Nisan 2020'de, koronavirüs salgınının ortasında, ilk erken seçimden aylar sonra oluşturulan koalisyon hükümetinde iki lider çok sayıda anlaşmazlık yaşadı.
Hükümetin oluşturulmasıyla ilk olarak Başbakanlık koltuğuna oturan Netanyahu, görevi Kasım 2021'de Gantz'a devredecekti. Anlaşma gereği eğer herhangi bir şekilde taraflar anlaşamaz ve hükümet düşerse, o sırada başbakan olmayan lider seçime kadar geçen üç aylık sürede başbakanlık koltuğuna oturacaktı. Bu kural, sadece bütçeye karar verilmemesi durumunda gidilecek bir erken seçim için geçerli olmayacaktı.

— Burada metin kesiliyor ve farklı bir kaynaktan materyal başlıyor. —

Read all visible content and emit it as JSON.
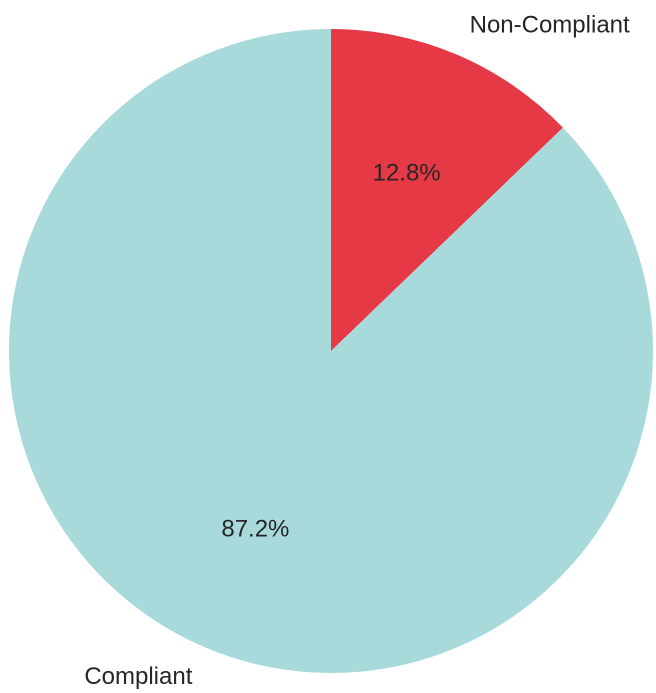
{
  "chart_data": {
    "type": "pie",
    "title": "",
    "slices": [
      {
        "label": "Non-Compliant",
        "value": 12.8,
        "pct_text": "12.8%",
        "color": "#e63946"
      },
      {
        "label": "Compliant",
        "value": 87.2,
        "pct_text": "87.2%",
        "color": "#a8dadc"
      }
    ],
    "start_angle": "top (12 o'clock)",
    "direction": "clockwise",
    "legend": "none"
  }
}
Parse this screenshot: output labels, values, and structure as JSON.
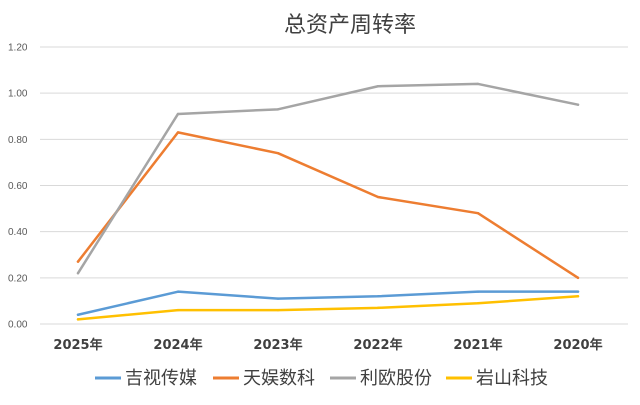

Yani bütçe kanununun geçmemesi, Netanyahu'nun seçime kadar koltuğunu korumasını sağladı.
İttifaka destek azaldı
Son yapılan anketlere göre Mavi ve Beyaz İttifakı'na olan destek son dönemde ciddi oranda azaldı. Likud'a olan desteğin de azaldığı ifade ediliyor ancak hala en fazla desteğe sahip parti olarak görünüyor.

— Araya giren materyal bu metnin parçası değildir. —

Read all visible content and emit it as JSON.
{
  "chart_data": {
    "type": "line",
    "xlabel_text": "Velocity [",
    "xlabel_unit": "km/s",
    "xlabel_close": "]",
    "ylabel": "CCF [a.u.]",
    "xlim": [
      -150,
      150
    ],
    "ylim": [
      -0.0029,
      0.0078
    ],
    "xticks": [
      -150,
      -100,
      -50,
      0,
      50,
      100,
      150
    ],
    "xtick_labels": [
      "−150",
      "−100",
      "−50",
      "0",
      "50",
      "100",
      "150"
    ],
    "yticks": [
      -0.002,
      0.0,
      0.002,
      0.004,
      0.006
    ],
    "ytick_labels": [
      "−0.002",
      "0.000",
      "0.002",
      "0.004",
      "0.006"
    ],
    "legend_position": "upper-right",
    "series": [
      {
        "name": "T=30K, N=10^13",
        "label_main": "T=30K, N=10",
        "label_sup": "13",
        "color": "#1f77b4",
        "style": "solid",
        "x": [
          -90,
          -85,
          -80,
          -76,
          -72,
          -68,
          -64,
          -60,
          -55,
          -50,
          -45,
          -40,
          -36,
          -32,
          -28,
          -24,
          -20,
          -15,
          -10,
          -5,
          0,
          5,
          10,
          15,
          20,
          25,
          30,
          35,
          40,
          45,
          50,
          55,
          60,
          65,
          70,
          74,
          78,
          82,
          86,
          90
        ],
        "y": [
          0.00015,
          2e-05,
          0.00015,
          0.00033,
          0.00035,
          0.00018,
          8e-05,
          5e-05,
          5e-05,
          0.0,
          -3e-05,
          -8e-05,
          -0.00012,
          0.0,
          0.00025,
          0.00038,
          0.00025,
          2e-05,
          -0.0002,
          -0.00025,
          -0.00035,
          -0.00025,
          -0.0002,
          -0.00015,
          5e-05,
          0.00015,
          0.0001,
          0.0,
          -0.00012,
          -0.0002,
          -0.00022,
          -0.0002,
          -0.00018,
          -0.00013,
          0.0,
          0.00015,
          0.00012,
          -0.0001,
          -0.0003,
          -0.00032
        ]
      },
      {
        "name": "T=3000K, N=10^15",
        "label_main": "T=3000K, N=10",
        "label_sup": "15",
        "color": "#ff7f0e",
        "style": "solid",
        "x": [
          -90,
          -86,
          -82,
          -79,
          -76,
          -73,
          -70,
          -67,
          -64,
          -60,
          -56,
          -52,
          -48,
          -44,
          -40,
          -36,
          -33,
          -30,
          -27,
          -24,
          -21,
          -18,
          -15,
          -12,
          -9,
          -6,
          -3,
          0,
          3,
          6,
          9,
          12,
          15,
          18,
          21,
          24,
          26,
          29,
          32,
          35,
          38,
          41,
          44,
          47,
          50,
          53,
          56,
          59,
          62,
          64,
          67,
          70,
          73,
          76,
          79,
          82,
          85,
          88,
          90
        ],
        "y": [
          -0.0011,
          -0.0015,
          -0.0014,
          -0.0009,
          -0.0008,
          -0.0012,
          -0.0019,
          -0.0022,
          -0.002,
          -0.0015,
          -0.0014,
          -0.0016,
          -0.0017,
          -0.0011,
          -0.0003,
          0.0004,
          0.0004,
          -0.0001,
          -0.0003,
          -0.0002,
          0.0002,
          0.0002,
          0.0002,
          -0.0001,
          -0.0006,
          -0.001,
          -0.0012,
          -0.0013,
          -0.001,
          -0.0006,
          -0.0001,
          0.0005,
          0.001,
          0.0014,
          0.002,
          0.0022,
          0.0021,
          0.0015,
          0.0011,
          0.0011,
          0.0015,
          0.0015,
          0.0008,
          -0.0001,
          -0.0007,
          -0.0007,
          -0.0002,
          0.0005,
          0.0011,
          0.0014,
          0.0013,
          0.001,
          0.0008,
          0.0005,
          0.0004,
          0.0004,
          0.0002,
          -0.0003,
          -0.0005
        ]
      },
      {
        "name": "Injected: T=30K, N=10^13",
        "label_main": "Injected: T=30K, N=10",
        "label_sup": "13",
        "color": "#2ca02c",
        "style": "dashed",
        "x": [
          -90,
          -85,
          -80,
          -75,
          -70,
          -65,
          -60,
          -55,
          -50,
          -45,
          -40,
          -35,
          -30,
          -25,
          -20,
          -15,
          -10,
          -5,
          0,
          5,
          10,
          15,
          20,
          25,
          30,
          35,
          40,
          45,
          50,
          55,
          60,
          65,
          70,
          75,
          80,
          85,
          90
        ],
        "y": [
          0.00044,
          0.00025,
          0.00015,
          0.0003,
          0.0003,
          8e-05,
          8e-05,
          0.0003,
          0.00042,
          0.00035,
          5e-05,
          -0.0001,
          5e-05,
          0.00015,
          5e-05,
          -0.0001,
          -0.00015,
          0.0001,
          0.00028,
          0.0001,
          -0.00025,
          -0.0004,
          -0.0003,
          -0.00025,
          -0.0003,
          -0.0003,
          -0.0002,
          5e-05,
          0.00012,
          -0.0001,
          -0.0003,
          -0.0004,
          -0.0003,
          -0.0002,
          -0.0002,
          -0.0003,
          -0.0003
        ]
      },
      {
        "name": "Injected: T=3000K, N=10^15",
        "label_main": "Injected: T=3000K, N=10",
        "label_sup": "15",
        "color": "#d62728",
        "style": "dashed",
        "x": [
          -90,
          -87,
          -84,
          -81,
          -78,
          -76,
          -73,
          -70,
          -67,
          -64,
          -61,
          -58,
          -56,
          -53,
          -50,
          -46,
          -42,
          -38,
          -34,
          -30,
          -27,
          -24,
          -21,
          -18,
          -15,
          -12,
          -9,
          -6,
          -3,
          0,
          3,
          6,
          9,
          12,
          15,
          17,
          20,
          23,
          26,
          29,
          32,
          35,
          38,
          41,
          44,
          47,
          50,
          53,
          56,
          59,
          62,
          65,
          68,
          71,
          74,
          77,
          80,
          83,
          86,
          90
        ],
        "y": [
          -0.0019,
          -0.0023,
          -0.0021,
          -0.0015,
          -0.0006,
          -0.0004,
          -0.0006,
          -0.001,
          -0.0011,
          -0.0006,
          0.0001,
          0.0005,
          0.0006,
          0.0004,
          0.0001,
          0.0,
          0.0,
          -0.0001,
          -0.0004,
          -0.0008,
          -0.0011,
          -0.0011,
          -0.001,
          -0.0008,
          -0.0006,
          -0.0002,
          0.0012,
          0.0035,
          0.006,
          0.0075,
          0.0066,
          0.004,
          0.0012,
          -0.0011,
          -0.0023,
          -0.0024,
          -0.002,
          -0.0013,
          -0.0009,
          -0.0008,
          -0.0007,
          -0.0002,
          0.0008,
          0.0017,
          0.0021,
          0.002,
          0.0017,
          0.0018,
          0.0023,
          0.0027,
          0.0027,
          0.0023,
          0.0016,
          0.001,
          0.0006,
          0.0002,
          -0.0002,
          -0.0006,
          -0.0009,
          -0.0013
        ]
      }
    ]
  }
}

Netanyahu bir yandan da Şubat ayında yeniden başlayacak olan yolsuzluk davası ve yönetimine karşı haftalık düzenlenen protesto gösterileri sebebiyle yoğun baskı altında. Netanyahu'nun koronavirüs salgınına karşı attığı adımlar da halktan büyük oranda destek görmüyor.
Bazı uzmanlara göre Netanyahu, Gantz'a görevi devretmeden önce erken seçim olmasını istiyordu ancak bunun Mart ayından ileri bir tarihte olması daha çok işine yarayacaktı. Zira Aralık ayında başlayan geniş kapsamlı aşılama çalışmasının sonuç verdiğinin görülmesi, bir sonraki seçimde hiç olmazsa salgınla mücadele ve ekonominin yeniden toparlanması konusunda halk desteğini artırabilirdi.
Netanyahu'nun Likud Partisi'nin eski bir milletvekili olan Gideon Saar da Başbakan'ın karşısına çıkan bir başka zorluk. Saar, kendi sağ partisini kurdu ve bu partinin Likud'un tabanından da oy çekmesi bekleniyor.